Several people have asked how we’re getting enough protein. I have tracked my calories for almost 5 years now in an app, which includes nutrient analysis. I set a goal so I can easily see how I’m doing–between 10-35% of daily calories from protein. I’m averaging around 15% protein and regularly hitting my 19g daily fiber goal, with most of the protein coming from ancient grains (quinoa, farro, bulgur) and beans (garbanzo, pinto, black and bean burgers as recurring sources). Of course vegs have protein too!
The historical data on my app shows that my protein has actually gone UP. I attribute that to being more intentional about it. And all in all I just feel better! Matt looks and feels great too, having lost weight in the process 😊
This recipe was easy and has a nice fresh flavor for midwinter. I was using up green stuff, but any veg will do and no reason to cook those ahead, just let the broth do it.
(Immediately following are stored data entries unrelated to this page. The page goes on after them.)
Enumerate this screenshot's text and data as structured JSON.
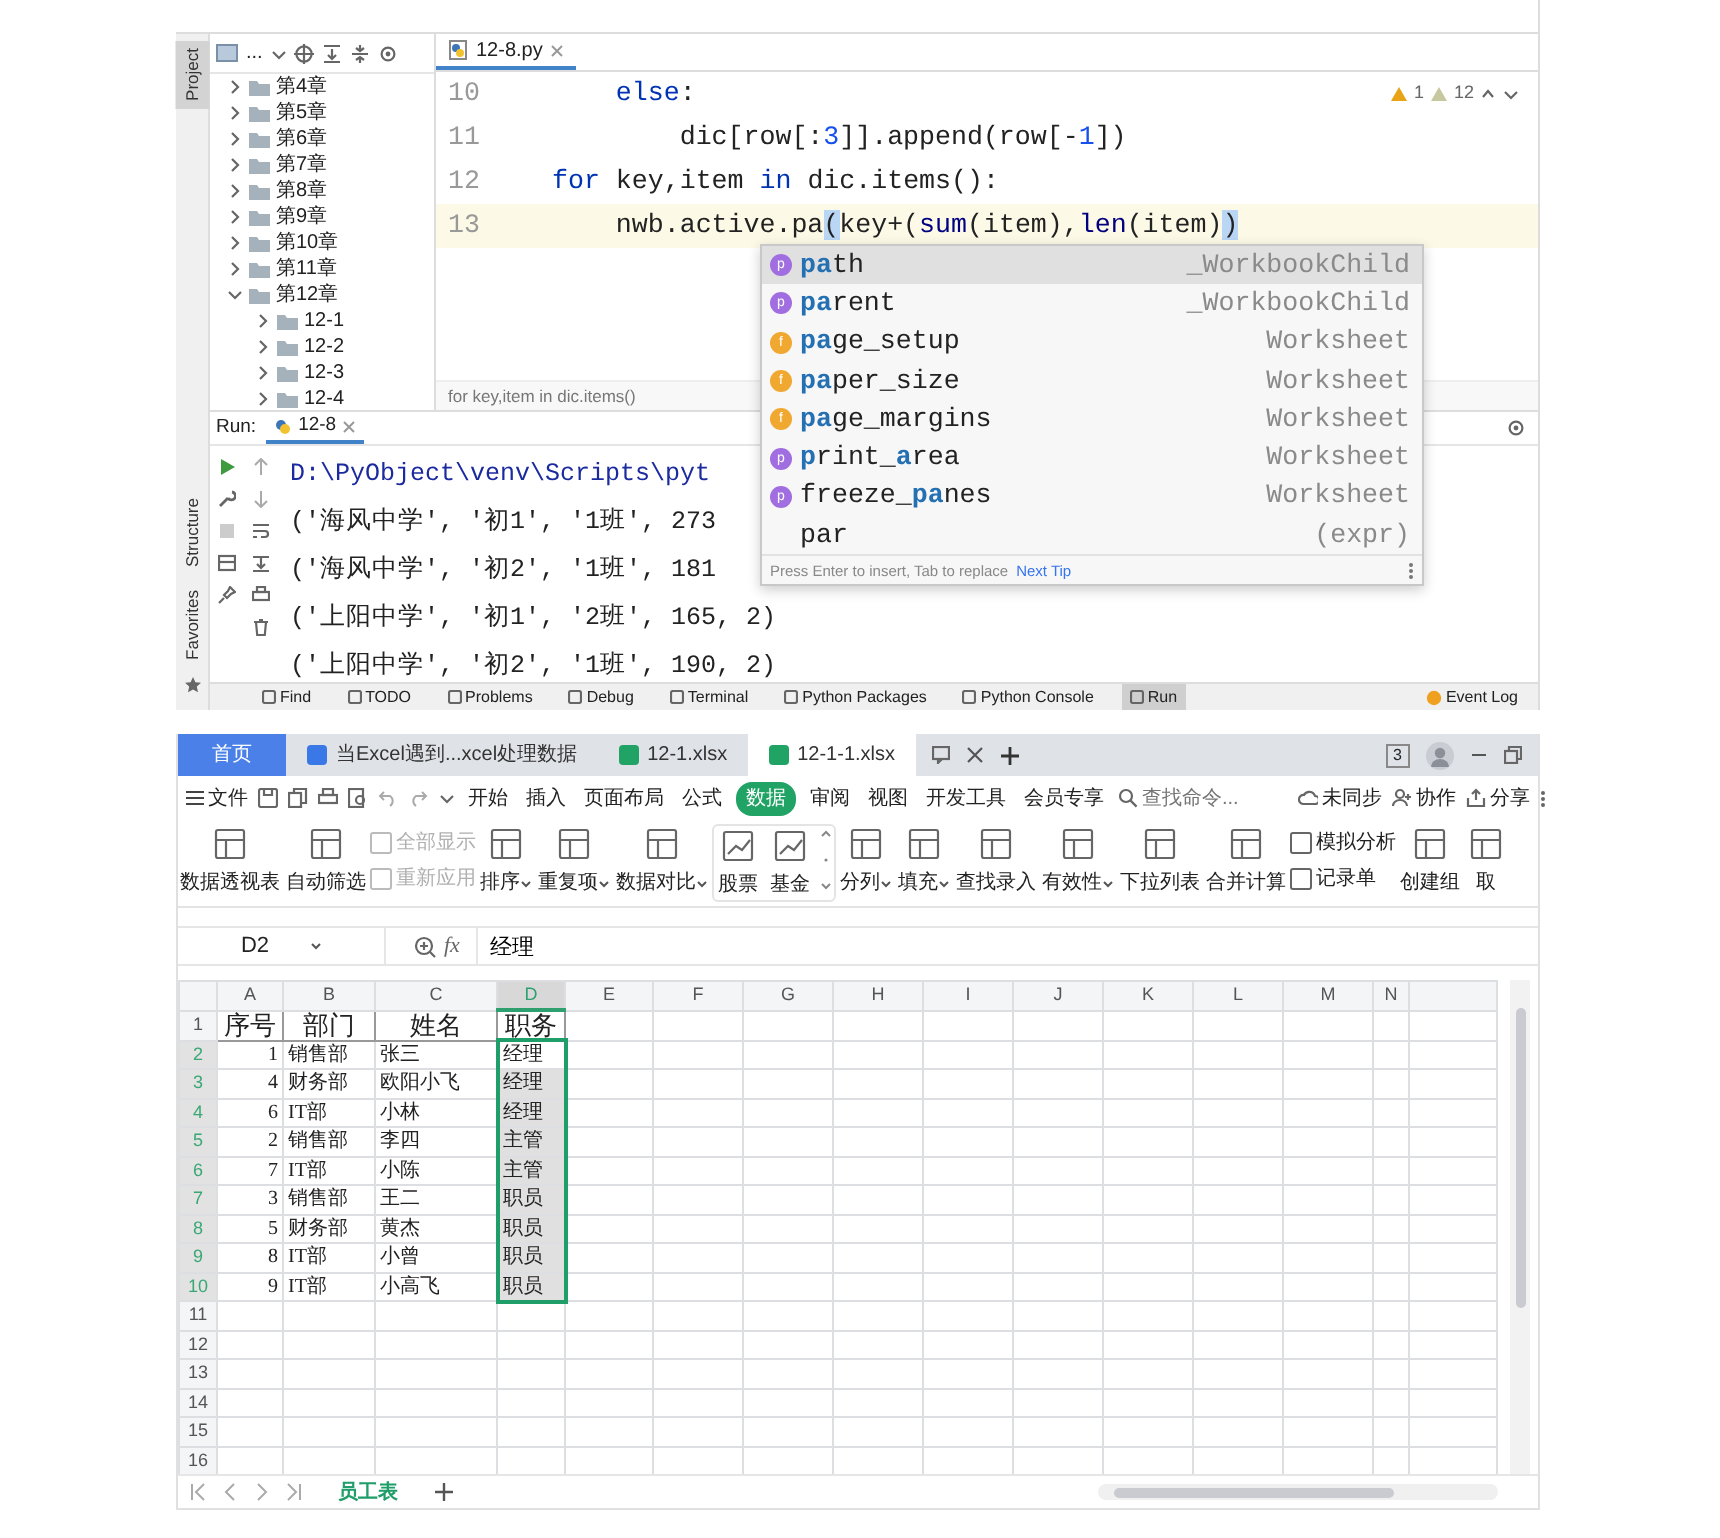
{
  "ide": {
    "side_tabs": [
      {
        "label": "Project",
        "selected": true
      },
      {
        "label": "Structure",
        "selected": false
      },
      {
        "label": "Favorites",
        "selected": false
      }
    ],
    "project_view": "...",
    "project_tree": [
      {
        "label": "第4章",
        "expanded": false
      },
      {
        "label": "第5章",
        "expanded": false
      },
      {
        "label": "第6章",
        "expanded": false
      },
      {
        "label": "第7章",
        "expanded": false
      },
      {
        "label": "第8章",
        "expanded": false
      },
      {
        "label": "第9章",
        "expanded": false
      },
      {
        "label": "第10章",
        "expanded": false
      },
      {
        "label": "第11章",
        "expanded": false
      },
      {
        "label": "第12章",
        "expanded": true,
        "children": [
          {
            "label": "12-1",
            "expanded": false
          },
          {
            "label": "12-2",
            "expanded": false
          },
          {
            "label": "12-3",
            "expanded": false
          },
          {
            "label": "12-4",
            "expanded": false
          }
        ]
      }
    ],
    "editor_tab": "12-8.py",
    "code_lines": [
      {
        "number": "10",
        "current": false,
        "tokens": [
          {
            "text": "    else",
            "kind": "keyword"
          },
          {
            "text": ":",
            "kind": "plain"
          }
        ]
      },
      {
        "number": "11",
        "current": false,
        "tokens": [
          {
            "text": "        dic[row[:",
            "kind": "plain"
          },
          {
            "text": "3",
            "kind": "number"
          },
          {
            "text": "]].append(row[-",
            "kind": "plain"
          },
          {
            "text": "1",
            "kind": "number"
          },
          {
            "text": "])",
            "kind": "plain"
          }
        ]
      },
      {
        "number": "12",
        "current": false,
        "tokens": [
          {
            "text": "for",
            "kind": "keyword"
          },
          {
            "text": " key,item ",
            "kind": "plain"
          },
          {
            "text": "in",
            "kind": "keyword"
          },
          {
            "text": " dic.items():",
            "kind": "plain"
          }
        ]
      },
      {
        "number": "13",
        "current": true,
        "tokens": [
          {
            "text": "    nwb.active.pa",
            "kind": "plain"
          },
          {
            "text": "(",
            "kind": "bracket"
          },
          {
            "text": "key+(",
            "kind": "plain"
          },
          {
            "text": "sum",
            "kind": "builtin"
          },
          {
            "text": "(item),",
            "kind": "plain"
          },
          {
            "text": "len",
            "kind": "builtin"
          },
          {
            "text": "(item)",
            "kind": "plain"
          },
          {
            "text": ")",
            "kind": "bracket"
          }
        ]
      }
    ],
    "inspections": [
      {
        "count": "1",
        "kind": "warning"
      },
      {
        "count": "12",
        "kind": "weak"
      }
    ],
    "breadcrumb": "for key,item in dic.items()",
    "completion": {
      "items": [
        {
          "badge": "p",
          "kind": "property",
          "name": "**pa**th",
          "type": "_WorkbookChild",
          "selected": true
        },
        {
          "badge": "p",
          "kind": "property",
          "name": "**pa**rent",
          "type": "_WorkbookChild",
          "selected": false
        },
        {
          "badge": "f",
          "kind": "field",
          "name": "**pa**ge_setup",
          "type": "Worksheet",
          "selected": false
        },
        {
          "badge": "f",
          "kind": "field",
          "name": "**pa**per_size",
          "type": "Worksheet",
          "selected": false
        },
        {
          "badge": "f",
          "kind": "field",
          "name": "**pa**ge_margins",
          "type": "Worksheet",
          "selected": false
        },
        {
          "badge": "p",
          "kind": "property",
          "name": "**p**rint_**a**rea",
          "type": "Worksheet",
          "selected": false
        },
        {
          "badge": "p",
          "kind": "property",
          "name": "freeze_**pa**nes",
          "type": "Worksheet",
          "selected": false
        },
        {
          "kind": "template",
          "name": "par",
          "type": "(expr)",
          "selected": false
        }
      ],
      "hint": "Press Enter to insert, Tab to replace",
      "tip_link": "Next Tip"
    },
    "run": {
      "label": "Run:",
      "tab": "12-8",
      "output": [
        {
          "kind": "command",
          "text": "D:\\PyObject\\venv\\Scripts\\pyt"
        },
        {
          "kind": "result",
          "text": "('海风中学', '初1', '1班', 273"
        },
        {
          "kind": "result",
          "text": "('海风中学', '初2', '1班', 181"
        },
        {
          "kind": "result",
          "text": "('上阳中学', '初1', '2班', 165, 2)"
        },
        {
          "kind": "result",
          "text": "('上阳中学', '初2', '1班', 190, 2)"
        }
      ]
    },
    "tool_windows": [
      {
        "label": "Find",
        "selected": false
      },
      {
        "label": "TODO",
        "selected": false
      },
      {
        "label": "Problems",
        "selected": false
      },
      {
        "label": "Debug",
        "selected": false
      },
      {
        "label": "Terminal",
        "selected": false
      },
      {
        "label": "Python Packages",
        "selected": false
      },
      {
        "label": "Python Console",
        "selected": false
      },
      {
        "label": "Run",
        "selected": true
      }
    ],
    "event_log": "Event Log"
  },
  "wps": {
    "tabs": [
      {
        "label": "首页",
        "kind": "home",
        "selected": false
      },
      {
        "label": "当Excel遇到...xcel处理数据",
        "kind": "document",
        "selected": false
      },
      {
        "label": "12-1.xlsx",
        "kind": "spreadsheet",
        "selected": false
      },
      {
        "label": "12-1-1.xlsx",
        "kind": "spreadsheet",
        "selected": true
      }
    ],
    "window_count": "3",
    "file_menu": "文件",
    "menu": [
      {
        "label": "开始",
        "selected": false
      },
      {
        "label": "插入",
        "selected": false
      },
      {
        "label": "页面布局",
        "selected": false
      },
      {
        "label": "公式",
        "selected": false
      },
      {
        "label": "数据",
        "selected": true
      },
      {
        "label": "审阅",
        "selected": false
      },
      {
        "label": "视图",
        "selected": false
      },
      {
        "label": "开发工具",
        "selected": false
      },
      {
        "label": "会员专享",
        "selected": false
      }
    ],
    "search_placeholder": "查找命令...",
    "actions": [
      "未同步",
      "协作",
      "分享"
    ],
    "ribbon": [
      {
        "kind": "large",
        "label": "数据透视表",
        "dropdown": false
      },
      {
        "kind": "large",
        "label": "自动筛选",
        "dropdown": false
      },
      {
        "kind": "stack",
        "items": [
          {
            "label": "全部显示",
            "disabled": true
          },
          {
            "label": "重新应用",
            "disabled": true
          }
        ]
      },
      {
        "kind": "large",
        "label": "排序",
        "dropdown": true
      },
      {
        "kind": "large",
        "label": "重复项",
        "dropdown": true
      },
      {
        "kind": "large",
        "label": "数据对比",
        "dropdown": true
      },
      {
        "kind": "gallery",
        "items": [
          "股票",
          "基金"
        ]
      },
      {
        "kind": "large",
        "label": "分列",
        "dropdown": true
      },
      {
        "kind": "large",
        "label": "填充",
        "dropdown": true
      },
      {
        "kind": "large",
        "label": "查找录入",
        "dropdown": false
      },
      {
        "kind": "large",
        "label": "有效性",
        "dropdown": true
      },
      {
        "kind": "large",
        "label": "下拉列表",
        "dropdown": false
      },
      {
        "kind": "large",
        "label": "合并计算",
        "dropdown": false
      },
      {
        "kind": "stack",
        "items": [
          {
            "label": "模拟分析",
            "disabled": false
          },
          {
            "label": "记录单",
            "disabled": false
          }
        ]
      },
      {
        "kind": "large",
        "label": "创建组",
        "dropdown": false
      },
      {
        "kind": "large",
        "label": "取",
        "dropdown": false
      }
    ],
    "name_box": "D2",
    "fx": "fx",
    "formula": "经理",
    "columns": [
      {
        "label": "A",
        "selected": false
      },
      {
        "label": "B",
        "selected": false
      },
      {
        "label": "C",
        "selected": false
      },
      {
        "label": "D",
        "selected": true
      },
      {
        "label": "E",
        "selected": false
      },
      {
        "label": "F",
        "selected": false
      },
      {
        "label": "G",
        "selected": false
      },
      {
        "label": "H",
        "selected": false
      },
      {
        "label": "I",
        "selected": false
      },
      {
        "label": "J",
        "selected": false
      },
      {
        "label": "K",
        "selected": false
      },
      {
        "label": "L",
        "selected": false
      },
      {
        "label": "M",
        "selected": false
      },
      {
        "label": "N",
        "selected": false
      }
    ],
    "rows": [
      {
        "number": "1",
        "kind": "header",
        "selected": false,
        "active": false,
        "cells": [
          "序号",
          "部门",
          "姓名",
          "职务"
        ]
      },
      {
        "number": "2",
        "kind": "data",
        "selected": true,
        "active": true,
        "cells": [
          "1",
          "销售部",
          "张三",
          "经理"
        ]
      },
      {
        "number": "3",
        "kind": "data",
        "selected": true,
        "active": false,
        "cells": [
          "4",
          "财务部",
          "欧阳小飞",
          "经理"
        ]
      },
      {
        "number": "4",
        "kind": "data",
        "selected": true,
        "active": false,
        "cells": [
          "6",
          "IT部",
          "小林",
          "经理"
        ]
      },
      {
        "number": "5",
        "kind": "data",
        "selected": true,
        "active": false,
        "cells": [
          "2",
          "销售部",
          "李四",
          "主管"
        ]
      },
      {
        "number": "6",
        "kind": "data",
        "selected": true,
        "active": false,
        "cells": [
          "7",
          "IT部",
          "小陈",
          "主管"
        ]
      },
      {
        "number": "7",
        "kind": "data",
        "selected": true,
        "active": false,
        "cells": [
          "3",
          "销售部",
          "王二",
          "职员"
        ]
      },
      {
        "number": "8",
        "kind": "data",
        "selected": true,
        "active": false,
        "cells": [
          "5",
          "财务部",
          "黄杰",
          "职员"
        ]
      },
      {
        "number": "9",
        "kind": "data",
        "selected": true,
        "active": false,
        "cells": [
          "8",
          "IT部",
          "小曾",
          "职员"
        ]
      },
      {
        "number": "10",
        "kind": "data",
        "selected": true,
        "active": false,
        "cells": [
          "9",
          "IT部",
          "小高飞",
          "职员"
        ]
      },
      {
        "number": "11",
        "kind": "data",
        "selected": false,
        "active": false
      },
      {
        "number": "12",
        "kind": "data",
        "selected": false,
        "active": false
      },
      {
        "number": "13",
        "kind": "data",
        "selected": false,
        "active": false
      },
      {
        "number": "14",
        "kind": "data",
        "selected": false,
        "active": false
      },
      {
        "number": "15",
        "kind": "data",
        "selected": false,
        "active": false
      },
      {
        "number": "16",
        "kind": "data",
        "selected": false,
        "active": false
      }
    ],
    "sheet_tabs": [
      {
        "label": "员工表",
        "selected": true
      }
    ]
  }
}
Green curry noodle bowls 8 oz rice noodles, cooked
- 1 package extra firm tofu, sliced and marinated in soy sauce
- 2 cups fresh basil
- 2 cups cilantro
- 1 tsp lemongrass purée(I buy the tube, which lasts longer)
- 1 tbsp ginger purée
- 1 tsp fish sauce (omit this to keep fully vegan, thanks Esme!)
- 1 clove garlic
- 1 tbsp light brown sugar
- 1 can coconut milk
- 4 cups vegetable broth
- 2 serrano chiles
- Zucchini, sliced
- 2 stalks celery, sliced
- Lime slices
Slice and marinate tofu in soy for about 30 minutes. Cook noodles. Purée 1 chile, garlic and herbs/seasonings with coconut milk. Heat broth and add coconut mixture, allow to simmer and blend flavors. Sauté tofu in coconut oil until browned on both sides, drain on paper towels. Assemble bowls with vegs, noodles and tofu, top with curry broth mixture and a few herb leaves and remaining sliced chile.